Well, clearly, he was wrong—and for the ten-thousandth time she wondered what her sister had ever seen in that man!
Lady Catherine had told her sister not to marry him—he was not even titled!
—and here was proof that she was correct.
Lady Catherine drew herself up and launched into a chastising speech: “Georgiana, you must look at me when you speak, and you must speak loudly and clearly enough that I do not need to ask you to repeat yourself. For heaven’s sake, child, you must follow the forms of your elders!
I believe that you should be living with me; it is obvious that living with your brother has been a mistake!

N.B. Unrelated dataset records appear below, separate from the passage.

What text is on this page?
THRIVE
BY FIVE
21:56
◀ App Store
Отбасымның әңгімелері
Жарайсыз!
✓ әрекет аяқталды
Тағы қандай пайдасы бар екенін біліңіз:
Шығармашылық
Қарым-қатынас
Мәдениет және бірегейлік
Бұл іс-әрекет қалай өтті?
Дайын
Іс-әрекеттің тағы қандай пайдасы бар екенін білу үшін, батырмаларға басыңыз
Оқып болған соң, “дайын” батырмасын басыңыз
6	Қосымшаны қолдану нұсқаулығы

And now that Darcy has married that treacherous fortune hunter, that little adventuress—”
Georgiana surprised her by lifting her chin, looking Lady Catherine directly in the eyes, and saying quite firmly—and loudly enough to be heard—“Elizabeth Darcy is a gentlewoman, a lady with refinement and kindness and loyalty. She is emphatically not a fortune hunter!”
Lady Catherine’s voice rose to an unpleasantly shrill tone: “You apparently know nothing of the matter, girl. You are full young, of course—”

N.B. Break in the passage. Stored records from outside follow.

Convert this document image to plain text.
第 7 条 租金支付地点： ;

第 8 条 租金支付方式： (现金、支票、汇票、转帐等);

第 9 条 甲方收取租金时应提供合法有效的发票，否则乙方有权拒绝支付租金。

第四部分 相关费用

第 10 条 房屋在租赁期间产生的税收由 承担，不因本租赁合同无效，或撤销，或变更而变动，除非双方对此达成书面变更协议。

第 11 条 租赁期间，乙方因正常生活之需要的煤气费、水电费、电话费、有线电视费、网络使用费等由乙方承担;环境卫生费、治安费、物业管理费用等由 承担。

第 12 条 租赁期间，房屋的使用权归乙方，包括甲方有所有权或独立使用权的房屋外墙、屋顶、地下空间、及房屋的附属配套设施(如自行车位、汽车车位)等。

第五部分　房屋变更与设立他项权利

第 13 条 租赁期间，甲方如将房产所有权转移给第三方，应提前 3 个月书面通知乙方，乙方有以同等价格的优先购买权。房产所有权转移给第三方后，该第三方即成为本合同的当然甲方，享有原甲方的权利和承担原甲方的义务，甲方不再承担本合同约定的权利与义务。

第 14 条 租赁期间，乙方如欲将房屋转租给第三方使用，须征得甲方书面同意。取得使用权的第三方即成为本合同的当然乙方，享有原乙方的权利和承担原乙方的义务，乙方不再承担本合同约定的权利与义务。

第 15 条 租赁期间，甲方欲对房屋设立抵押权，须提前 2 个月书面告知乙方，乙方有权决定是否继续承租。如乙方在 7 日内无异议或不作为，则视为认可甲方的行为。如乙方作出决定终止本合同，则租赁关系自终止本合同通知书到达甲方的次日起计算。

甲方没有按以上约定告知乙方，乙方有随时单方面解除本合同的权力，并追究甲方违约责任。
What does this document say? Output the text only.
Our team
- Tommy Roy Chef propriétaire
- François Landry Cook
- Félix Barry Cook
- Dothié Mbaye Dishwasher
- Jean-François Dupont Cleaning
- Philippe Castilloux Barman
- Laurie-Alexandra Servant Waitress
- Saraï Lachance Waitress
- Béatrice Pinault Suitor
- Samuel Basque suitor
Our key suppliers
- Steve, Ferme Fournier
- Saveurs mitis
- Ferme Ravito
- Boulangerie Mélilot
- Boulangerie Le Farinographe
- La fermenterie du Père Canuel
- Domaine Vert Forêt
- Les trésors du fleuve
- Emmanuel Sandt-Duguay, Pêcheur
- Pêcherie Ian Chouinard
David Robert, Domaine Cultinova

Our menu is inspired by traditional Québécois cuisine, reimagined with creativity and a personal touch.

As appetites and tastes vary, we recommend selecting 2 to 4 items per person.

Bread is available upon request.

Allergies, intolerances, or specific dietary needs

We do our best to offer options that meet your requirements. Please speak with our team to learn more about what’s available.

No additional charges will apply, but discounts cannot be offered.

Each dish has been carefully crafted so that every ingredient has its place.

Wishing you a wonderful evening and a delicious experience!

Lady Helen’s voice, lower in volume but also in timbre, and somehow, therefore, more dominant, rang out from the doorway: “Catherine, you have no business accosting our niece in my home, insulting our absent niece and nephew, and throwing your weight around as if you were the head of the Fitzwilliam and the Darcy families, when, in reality, you are the head of neither!”
Lady Catherine breathed deeply, harshly, for a few seconds. Finally feeling a mastery of her emotions, she said, “All I need from one of you is to know where Darcy and his—his party—is heading first. I need to speak to him.”
She watched while Georgiana and Helen exchanged glances. Lady Catherine narrowed her eyes in suspicion—were they truly going to lie to her?
“I only know that they were heading south, Aunt,” Georgiana said. “They will make a sort of circuit and come to Pemberley last.”
“South is not exactly helpful!” Lady Catherine opened her mouth as if to say more, but the earl’s voice boomed from the doorway.
“Catherine! Come meet with me, if you wish—do not harangue the ladies!”
Almost an hour after she had left her carriage, Lady Catherine strode out of Matlock House and looked around for the vehicle.
She felt immensely cross—after all, she had ordered the carriage to stay at the kerb!
Fuming, she turned back to the butler to order her carriage to be brought around at once.
No answers were to be had at Matlock House; if they were to be believed, all that the earl and Georgiana knew about the matter was that Darcy had headed south.
It was time to tap her pre-paid assistants for their help. But she would do so in comfort. She had booked rooms at the Clarendon, on Bond Street, and Howards was already there, unpacking her trunk and pressing her gowns.
She would return to the Clarendon, and from there she would send her servants to contact Darcy’s servants, and she would get the answers she sought.